Eating fish, farmed or wild, one or twice a week has not been shown to have adverse effects, but more than that and you may want to consider sticking with wild varieties.
The B.C. Salmon Farmers Association notes that B.C. farm-raised salmon of the Chinook, Coho and Atlantic varieties feature low levels of polychlorinated biphenyls (PCBs) and other contaminants, and that their mercury content isn’t high enough to threaten consumers’ health.
Canada’s farmed fish industry is regulated by the Canadian Food Inspection Agency, which enforces quality and safety standards.
Sliced meats are a great source of protein, not to mention a fast, easy and convenient way to get food on-the-go. But you need to be mindful of how often you eat them.
Processed meats, like cold cuts, jerky and bacon, have been linked to colorectal and stomach cancers. The problem derives from the smoking, curing and preservation processes the meats undergo, and the chemicals (like nitrates) that are released throughout.
However, experts are quick to point out that in this case, moderation is key.
“We should be limiting red and processed meat to help reduce colon cancer risk, and possibly, the risk of other cancers,” Colleen Doyle, American Cancer Society managing director of nutrition and physical activity, said in a statement. “The occasional hot dog or hamburger is okay.”

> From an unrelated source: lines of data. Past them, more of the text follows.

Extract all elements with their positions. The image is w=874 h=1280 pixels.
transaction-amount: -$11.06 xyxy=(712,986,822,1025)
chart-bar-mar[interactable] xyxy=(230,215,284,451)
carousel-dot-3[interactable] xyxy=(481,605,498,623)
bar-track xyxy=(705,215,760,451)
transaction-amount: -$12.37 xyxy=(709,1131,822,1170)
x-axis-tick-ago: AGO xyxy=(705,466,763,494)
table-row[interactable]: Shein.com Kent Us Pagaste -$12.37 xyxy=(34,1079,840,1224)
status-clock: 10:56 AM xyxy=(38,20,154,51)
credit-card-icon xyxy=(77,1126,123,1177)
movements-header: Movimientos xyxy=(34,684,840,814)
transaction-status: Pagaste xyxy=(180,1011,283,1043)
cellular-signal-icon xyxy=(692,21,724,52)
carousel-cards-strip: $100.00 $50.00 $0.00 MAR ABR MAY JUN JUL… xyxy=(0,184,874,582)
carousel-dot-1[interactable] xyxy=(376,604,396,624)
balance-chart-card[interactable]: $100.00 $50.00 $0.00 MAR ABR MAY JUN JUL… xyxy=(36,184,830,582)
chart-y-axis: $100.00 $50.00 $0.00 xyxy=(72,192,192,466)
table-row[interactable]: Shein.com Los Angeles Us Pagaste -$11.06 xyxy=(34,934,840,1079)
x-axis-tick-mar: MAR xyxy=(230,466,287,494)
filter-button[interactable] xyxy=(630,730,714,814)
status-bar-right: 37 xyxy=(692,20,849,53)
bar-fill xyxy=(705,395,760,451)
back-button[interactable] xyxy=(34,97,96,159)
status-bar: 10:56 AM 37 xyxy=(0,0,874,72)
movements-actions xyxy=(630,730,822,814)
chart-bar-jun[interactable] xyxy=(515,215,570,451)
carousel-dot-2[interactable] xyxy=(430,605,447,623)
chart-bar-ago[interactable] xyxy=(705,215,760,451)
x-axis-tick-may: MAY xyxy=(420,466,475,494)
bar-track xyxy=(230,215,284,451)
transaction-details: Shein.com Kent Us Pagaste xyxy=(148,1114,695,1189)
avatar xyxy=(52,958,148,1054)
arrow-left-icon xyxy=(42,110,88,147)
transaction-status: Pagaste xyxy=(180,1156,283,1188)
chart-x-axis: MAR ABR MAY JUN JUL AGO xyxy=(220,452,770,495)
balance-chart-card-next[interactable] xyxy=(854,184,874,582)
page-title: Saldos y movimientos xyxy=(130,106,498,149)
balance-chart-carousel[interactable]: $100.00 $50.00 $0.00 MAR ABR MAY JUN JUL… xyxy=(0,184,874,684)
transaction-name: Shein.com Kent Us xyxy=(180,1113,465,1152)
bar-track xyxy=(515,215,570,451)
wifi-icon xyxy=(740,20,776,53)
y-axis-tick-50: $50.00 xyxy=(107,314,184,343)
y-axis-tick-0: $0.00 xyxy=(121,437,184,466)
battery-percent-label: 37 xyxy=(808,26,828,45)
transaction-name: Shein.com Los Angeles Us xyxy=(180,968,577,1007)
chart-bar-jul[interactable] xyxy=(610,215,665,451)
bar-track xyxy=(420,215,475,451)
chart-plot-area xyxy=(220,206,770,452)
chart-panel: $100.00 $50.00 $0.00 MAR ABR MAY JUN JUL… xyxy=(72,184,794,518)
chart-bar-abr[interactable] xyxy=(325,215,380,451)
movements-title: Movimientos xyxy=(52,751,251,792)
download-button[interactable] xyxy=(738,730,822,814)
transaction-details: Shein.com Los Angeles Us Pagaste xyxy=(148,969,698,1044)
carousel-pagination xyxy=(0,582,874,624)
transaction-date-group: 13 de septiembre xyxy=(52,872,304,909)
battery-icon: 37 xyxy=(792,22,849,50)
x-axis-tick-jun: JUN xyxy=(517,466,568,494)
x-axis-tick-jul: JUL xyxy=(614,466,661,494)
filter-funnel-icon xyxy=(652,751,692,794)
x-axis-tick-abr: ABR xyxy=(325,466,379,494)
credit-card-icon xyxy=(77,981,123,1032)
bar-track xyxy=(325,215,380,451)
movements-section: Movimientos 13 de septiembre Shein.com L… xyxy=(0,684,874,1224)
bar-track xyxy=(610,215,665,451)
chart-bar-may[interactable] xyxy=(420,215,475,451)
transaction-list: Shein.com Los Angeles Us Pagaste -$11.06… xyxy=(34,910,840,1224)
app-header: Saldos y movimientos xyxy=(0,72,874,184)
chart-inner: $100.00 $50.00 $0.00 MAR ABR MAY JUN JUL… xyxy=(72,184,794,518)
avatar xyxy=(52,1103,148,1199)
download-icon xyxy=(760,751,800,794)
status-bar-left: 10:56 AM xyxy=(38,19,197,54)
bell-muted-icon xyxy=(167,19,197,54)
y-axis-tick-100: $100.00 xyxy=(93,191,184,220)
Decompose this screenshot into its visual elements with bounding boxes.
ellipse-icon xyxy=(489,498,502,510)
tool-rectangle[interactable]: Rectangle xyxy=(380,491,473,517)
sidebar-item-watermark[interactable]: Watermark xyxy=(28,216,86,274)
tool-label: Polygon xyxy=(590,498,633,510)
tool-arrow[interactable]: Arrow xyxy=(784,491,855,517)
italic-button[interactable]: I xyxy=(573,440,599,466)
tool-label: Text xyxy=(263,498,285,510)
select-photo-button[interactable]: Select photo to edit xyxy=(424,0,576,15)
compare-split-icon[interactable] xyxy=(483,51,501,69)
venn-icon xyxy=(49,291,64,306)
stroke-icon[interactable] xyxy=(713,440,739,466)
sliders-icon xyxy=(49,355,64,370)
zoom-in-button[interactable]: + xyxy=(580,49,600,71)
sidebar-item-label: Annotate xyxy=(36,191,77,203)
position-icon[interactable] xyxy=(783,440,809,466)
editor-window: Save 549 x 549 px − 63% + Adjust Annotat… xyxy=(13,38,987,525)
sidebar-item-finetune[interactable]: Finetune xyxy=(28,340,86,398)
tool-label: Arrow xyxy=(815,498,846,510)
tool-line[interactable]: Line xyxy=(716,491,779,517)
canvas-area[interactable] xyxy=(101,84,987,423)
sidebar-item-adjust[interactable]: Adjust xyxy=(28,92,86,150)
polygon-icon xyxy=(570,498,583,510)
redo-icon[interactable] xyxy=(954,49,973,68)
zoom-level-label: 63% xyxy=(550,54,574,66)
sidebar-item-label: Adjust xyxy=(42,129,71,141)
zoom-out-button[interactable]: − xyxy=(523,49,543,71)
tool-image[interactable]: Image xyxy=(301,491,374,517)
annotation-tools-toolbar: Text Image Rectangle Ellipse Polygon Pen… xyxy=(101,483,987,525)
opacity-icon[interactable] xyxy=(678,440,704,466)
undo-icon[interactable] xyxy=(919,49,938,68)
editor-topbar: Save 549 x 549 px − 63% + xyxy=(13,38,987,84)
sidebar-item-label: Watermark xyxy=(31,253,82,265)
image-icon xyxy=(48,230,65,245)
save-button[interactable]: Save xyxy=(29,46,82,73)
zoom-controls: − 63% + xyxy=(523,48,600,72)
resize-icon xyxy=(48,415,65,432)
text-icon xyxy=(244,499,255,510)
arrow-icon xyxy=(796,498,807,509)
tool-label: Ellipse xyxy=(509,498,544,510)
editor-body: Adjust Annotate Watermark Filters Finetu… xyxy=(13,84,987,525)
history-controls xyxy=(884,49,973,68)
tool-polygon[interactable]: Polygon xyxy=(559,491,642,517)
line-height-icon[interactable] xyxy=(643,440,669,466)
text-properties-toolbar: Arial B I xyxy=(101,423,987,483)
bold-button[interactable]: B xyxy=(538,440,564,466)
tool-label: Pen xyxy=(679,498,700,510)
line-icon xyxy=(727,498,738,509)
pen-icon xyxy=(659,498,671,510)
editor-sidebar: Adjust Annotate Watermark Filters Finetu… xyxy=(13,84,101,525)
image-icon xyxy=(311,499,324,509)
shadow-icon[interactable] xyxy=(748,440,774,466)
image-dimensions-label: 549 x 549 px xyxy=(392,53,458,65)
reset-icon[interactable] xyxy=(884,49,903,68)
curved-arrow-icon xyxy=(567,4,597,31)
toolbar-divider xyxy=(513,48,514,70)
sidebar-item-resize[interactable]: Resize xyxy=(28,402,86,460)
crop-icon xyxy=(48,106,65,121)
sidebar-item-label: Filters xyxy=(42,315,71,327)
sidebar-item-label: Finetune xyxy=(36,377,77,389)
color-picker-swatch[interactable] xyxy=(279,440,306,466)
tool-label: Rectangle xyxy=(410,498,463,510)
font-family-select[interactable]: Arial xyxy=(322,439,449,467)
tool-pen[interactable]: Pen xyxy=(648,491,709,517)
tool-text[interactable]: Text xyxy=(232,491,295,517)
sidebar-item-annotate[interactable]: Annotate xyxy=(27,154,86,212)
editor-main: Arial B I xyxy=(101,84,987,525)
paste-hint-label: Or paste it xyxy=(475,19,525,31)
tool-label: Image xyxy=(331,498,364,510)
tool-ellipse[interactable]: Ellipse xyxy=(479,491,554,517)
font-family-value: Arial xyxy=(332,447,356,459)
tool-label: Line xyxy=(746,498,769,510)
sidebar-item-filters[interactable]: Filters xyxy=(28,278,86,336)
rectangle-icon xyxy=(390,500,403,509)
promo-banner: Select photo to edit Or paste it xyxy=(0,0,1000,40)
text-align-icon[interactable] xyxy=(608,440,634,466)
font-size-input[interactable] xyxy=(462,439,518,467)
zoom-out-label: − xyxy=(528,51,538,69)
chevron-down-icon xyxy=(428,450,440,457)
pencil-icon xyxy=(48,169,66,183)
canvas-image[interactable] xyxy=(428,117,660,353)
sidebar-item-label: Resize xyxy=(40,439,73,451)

It’s also very easy to find organic or chemical-free meats, if you’re concerned about the amount you consume.
When cooking with oils, you’ll want to leave the corn, sunflower, palm and soya bean varieties in the cupboard — they’ve been linked to various cancers and neurogenerative diseases like Alzheimer’s.
“This is a controversial food because we know that vegetable oil has a high smoke point,” the temperature it can reach before it burns off its beneficial nutrients and starts to release free radicals, Goldstein says.
However, a study published in Toxicology Reports noted that rats that were fed repeatedly heated cooking oil (RHCO) showed significant damage to the colon and liver. The concern is that once heated, vegetable cooking oils release free radicals that lead to oxidative stress, and cellular and molecular damage.
If you’re going to cook with oil, choose healthier options like olive or coconut, both of which are proven to withstand high cooking temperatures.
Much like microwave popcorn, the issue with canned tomatoes (and canned vegetables in general) is the BPA in the aluminum. Bisphenol A is an industrial compound that’s used inside things like the linings of cans (and plastic bottles) to prevent corrosion and breakage, and preserve the food inside. It’s been linked to diabetes, obesity, cardiovascular disease and reproductive development issues, and is considered an endocrine disruptor.
“There is a lot of evidence, and it’s growing, that BPA can have an affect on the human body even at very low levels,” Lynn Ladbrook, chief executive of Breast Cancer UK, said to the Telegraph. “We believe there is no safe dose of BPA.”
However, it’s fairly easy and increasingly common to find BPA-free cans and bottles in your grocery store.